“If two were quarrelling about a marble, or a ball, I had only to go behind a tree where I was concealed and look at them leisurely. Then the scene changed, and it was no longer a green meadow with boys playing, but a spot which I did not recognise, and forms that made me shudder, or smile. It was not a big boy bullying a little one, but a young wolf with glistening teeth and a lamb cowering before him; or, it was a dog faithful and famishing—or a star going slowly into eclipse—or a rainbow fading—or a flower blooming—or a sun rising—or a waning moon.
“The revelations of the spectacles determined my feeling for the boys, and for all whom I saw through them. No shyness, nor awkwardness, nor silence, could separate me from those who looked lovely as lilies to my illuminated eyes. But the vision made me afraid. If I felt myself warmly drawn to any one, I struggled with the fierce desire of seeing him through the spectacles, for I feared to find him something else than I fancied. I longed to enjoy the luxury of ignorant feeling, to love without knowing, to float like a leaf upon the eddies of life, drifted now to a sunny point, now to a solemn shade—now over glittering ripples, now over gleaming calms,—and not to determined ports, a trim vessel with an inexorable rudder.
“But sometimes, mastered after long struggles, as if the unavoidable condition of owning the spectacles were using them, I seized them and sauntered into the little town. Putting them to my eyes I peered into the houses and at the people who passed me. Here sat a family at breakfast, and I stood at the window looking in. O motley meal! fantastic vision! The good mother saw her lord sitting opposite, a grave, respectable being, eating muffins. But I saw only a bank-bill, more or less crumbled and tattered, marked with a larger or lesser figure. If a sharp wind blew suddenly, I saw it tremble and flutter; it was thin, flat, impalpable. I removed my glasses, and looked with my eyes at the wife. I could have smiled to see the humid tenderness with which she regarded her strange vis-à-vis. Is life only a game of blindman’s-buff? of droll cross-purposes?
“Or I put them on again, and then looked at the wives. How many stout trees I saw,—how many tender flowers,—how many placid pools; yes, and how many little streams winding out of sight, shrinking before the large, hard, round eyes opposite, and slipping off into solitude and shade, with a low, inner song for their own solace.
“In many houses I thought to see angels, nymphs, or, at least, women, and could only find broomsticks, mops, or kettles, hurrying about, rattling and tinkling, in a state of shrill activity.
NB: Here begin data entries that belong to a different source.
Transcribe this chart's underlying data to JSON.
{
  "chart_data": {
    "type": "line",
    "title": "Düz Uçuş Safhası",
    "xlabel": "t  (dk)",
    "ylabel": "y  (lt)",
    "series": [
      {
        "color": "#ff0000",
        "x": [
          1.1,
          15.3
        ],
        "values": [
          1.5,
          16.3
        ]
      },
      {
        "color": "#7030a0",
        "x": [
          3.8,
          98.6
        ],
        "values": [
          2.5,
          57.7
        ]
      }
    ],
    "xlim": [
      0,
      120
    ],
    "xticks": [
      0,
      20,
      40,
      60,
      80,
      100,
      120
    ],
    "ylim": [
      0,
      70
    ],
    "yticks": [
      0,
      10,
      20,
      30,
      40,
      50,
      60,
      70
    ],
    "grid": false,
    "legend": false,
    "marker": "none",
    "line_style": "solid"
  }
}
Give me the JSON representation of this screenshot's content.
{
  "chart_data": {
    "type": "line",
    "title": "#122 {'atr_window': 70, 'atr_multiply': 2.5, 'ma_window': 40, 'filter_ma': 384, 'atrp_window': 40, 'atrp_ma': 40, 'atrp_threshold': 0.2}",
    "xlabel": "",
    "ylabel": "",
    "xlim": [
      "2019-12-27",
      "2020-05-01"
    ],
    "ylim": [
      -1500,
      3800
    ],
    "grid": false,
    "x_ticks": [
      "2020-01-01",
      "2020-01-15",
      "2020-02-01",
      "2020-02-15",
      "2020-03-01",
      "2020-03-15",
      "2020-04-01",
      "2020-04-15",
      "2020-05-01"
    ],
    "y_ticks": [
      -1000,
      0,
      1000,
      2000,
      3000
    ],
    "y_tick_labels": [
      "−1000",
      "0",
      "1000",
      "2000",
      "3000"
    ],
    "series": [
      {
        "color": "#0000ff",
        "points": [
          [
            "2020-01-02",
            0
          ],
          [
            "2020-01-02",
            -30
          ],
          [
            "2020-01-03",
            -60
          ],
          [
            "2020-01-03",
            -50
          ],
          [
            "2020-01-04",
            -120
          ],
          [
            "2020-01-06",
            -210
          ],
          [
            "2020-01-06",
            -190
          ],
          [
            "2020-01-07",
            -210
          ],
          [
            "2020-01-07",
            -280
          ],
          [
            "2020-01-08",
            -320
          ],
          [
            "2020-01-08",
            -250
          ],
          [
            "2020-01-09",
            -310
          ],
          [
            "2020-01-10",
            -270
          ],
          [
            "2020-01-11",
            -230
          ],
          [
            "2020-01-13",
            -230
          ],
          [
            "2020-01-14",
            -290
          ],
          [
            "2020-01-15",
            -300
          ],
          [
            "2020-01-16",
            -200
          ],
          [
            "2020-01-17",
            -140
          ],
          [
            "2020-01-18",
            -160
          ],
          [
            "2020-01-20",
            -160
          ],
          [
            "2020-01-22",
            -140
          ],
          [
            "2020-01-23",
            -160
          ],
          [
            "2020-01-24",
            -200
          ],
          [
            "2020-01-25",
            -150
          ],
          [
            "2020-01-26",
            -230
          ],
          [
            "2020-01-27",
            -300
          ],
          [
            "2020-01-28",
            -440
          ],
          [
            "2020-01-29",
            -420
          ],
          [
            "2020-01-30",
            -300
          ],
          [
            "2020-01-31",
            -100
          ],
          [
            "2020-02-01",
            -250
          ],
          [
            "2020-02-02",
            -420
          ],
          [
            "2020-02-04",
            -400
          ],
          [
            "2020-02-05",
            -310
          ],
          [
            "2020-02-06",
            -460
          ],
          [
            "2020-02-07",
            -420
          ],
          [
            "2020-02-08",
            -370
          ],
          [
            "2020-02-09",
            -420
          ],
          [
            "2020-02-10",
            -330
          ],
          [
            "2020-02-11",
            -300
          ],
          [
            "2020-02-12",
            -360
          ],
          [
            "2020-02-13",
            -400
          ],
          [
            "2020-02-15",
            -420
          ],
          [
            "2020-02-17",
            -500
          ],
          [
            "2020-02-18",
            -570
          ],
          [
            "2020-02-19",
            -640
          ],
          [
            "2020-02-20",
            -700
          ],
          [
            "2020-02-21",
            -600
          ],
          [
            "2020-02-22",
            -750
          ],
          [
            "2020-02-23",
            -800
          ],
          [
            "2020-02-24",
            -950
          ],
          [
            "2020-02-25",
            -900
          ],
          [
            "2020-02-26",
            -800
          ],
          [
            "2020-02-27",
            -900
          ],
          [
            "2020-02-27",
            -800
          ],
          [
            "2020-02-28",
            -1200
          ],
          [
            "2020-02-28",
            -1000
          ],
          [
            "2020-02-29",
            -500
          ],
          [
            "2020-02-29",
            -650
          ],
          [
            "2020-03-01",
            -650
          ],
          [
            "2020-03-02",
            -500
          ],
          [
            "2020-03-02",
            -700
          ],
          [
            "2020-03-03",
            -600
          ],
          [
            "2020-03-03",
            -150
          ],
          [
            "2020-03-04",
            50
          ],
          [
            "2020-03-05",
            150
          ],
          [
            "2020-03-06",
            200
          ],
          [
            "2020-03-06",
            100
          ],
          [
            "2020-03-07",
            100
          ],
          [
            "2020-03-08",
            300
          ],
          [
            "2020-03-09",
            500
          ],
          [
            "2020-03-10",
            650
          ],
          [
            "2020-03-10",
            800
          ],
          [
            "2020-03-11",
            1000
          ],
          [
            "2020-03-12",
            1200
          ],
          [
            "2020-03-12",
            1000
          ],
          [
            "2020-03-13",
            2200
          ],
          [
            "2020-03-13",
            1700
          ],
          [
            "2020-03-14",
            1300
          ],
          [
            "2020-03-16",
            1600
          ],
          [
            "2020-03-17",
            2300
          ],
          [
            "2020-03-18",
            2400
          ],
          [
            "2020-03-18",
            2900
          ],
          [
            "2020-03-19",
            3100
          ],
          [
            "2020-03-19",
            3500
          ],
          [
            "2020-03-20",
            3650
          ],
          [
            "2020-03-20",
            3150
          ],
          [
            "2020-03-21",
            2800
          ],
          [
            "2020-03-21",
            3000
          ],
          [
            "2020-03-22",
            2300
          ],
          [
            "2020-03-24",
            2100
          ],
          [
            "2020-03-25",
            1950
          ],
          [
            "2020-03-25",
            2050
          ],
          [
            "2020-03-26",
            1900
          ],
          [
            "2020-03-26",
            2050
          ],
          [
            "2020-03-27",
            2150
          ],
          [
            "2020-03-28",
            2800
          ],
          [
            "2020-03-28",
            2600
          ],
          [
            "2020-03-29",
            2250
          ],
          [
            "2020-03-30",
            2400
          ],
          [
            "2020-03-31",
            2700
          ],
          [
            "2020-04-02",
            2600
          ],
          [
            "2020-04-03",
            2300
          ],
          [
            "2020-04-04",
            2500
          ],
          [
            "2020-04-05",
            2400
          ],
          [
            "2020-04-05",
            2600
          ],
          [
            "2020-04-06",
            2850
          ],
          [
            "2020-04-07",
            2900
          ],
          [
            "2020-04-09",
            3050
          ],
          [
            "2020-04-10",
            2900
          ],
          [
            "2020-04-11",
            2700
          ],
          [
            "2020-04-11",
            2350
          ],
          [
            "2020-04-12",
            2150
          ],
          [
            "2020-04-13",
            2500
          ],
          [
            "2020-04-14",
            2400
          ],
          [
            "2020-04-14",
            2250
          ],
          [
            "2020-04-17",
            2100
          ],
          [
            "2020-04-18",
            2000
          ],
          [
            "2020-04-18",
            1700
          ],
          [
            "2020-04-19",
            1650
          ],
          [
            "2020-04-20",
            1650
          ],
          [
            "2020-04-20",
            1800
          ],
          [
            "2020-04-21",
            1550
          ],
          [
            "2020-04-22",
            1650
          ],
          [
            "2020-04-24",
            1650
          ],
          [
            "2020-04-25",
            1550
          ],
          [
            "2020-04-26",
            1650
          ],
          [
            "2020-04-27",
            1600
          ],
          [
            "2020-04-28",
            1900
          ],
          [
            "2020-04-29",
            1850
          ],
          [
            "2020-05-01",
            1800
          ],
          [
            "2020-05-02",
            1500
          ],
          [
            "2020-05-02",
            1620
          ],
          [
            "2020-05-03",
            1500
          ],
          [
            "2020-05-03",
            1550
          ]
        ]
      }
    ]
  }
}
I made calls upon elegant ladies, and after I had enjoyed the gloss of silk, and the delicacy of lace, and the glitter of jewels, I slipped on my spectacles, and saw a peacock’s feather, flounced, and furbelowed, and fluttering; or an iron rod, thin, sharp, and hard; nor could I possibly mistake the movement of the drapery for any flexibility of the thing draped.
“Or, mysteriously chilled, I saw a statue of perfect form, or flowing movement, it might be alabaster, or bronze, or marble,—but sadly often it was ice; and I knew that after it had shone a little, and frozen a few eyes with its despairing perfection, it could not be put away in the niches of palaces for ornament and proud family tradition, like the alabaster, or bronze, or marble statues, but would melt, and shrink, and fall coldly away in colorless and useless water, be absorbed in the earth and utterly forgotten.
“But the true sadness was rather in seeing those who, not having the spectacles, thought that the iron rod was flexible, and the ice statue warm. I saw many a gallant heart, which seemed to me brave and loyal as the crusaders, pursuing, through days and nights, and a long life of devotion, the hope of lighting at least a smile in the cold eyes, if not a fire in the icy heart. I watched the earnest, enthusiastic sacrifice. I saw the pure resolve, the generous faith, the fine scorn of doubt, the impatience of suspicion. I watched the grace, the ardor, the glory of devotion. Through those strange spectacles how often I saw the noblest heart renouncing all other hope, all other ambition, all other life, than the possible love of some one of those statues.
“Ah! me, it was terrible, but they had not the love to give. The face was so polished and smooth, because there was no sorrow in the heart,—and drearily, often, no heart to be touched. I could not wonder that the noble heart of devotion was broken, for it had dashed itself against a stone. I wept, until my spectacles were dimmed, for those hopeless lovers; but there was a pang beyond tears for those icy statues.
“Still a boy, I was thus too much a man in knowledge,—I did not comprehend the sights I was compelled to see. I used to tear my glasses away from my eyes, and, frightened at myself, run to escape my own consciousness. Reaching the small house where we then lived, I plunged into my grandmother’s room, and, throwing myself upon the floor, buried my face in her lap; and sobbed myself to sleep with premature grief.
“But when I awakened, and felt her cool hand upon my hot forehead, and heard the low sweet song, or the gentle story, or the tenderly told parable from the Bible, with which she tried to soothe me, I could not resist the mystic fascination that lured me, as I lay in her lap, to steal a glance at her through the spectacles.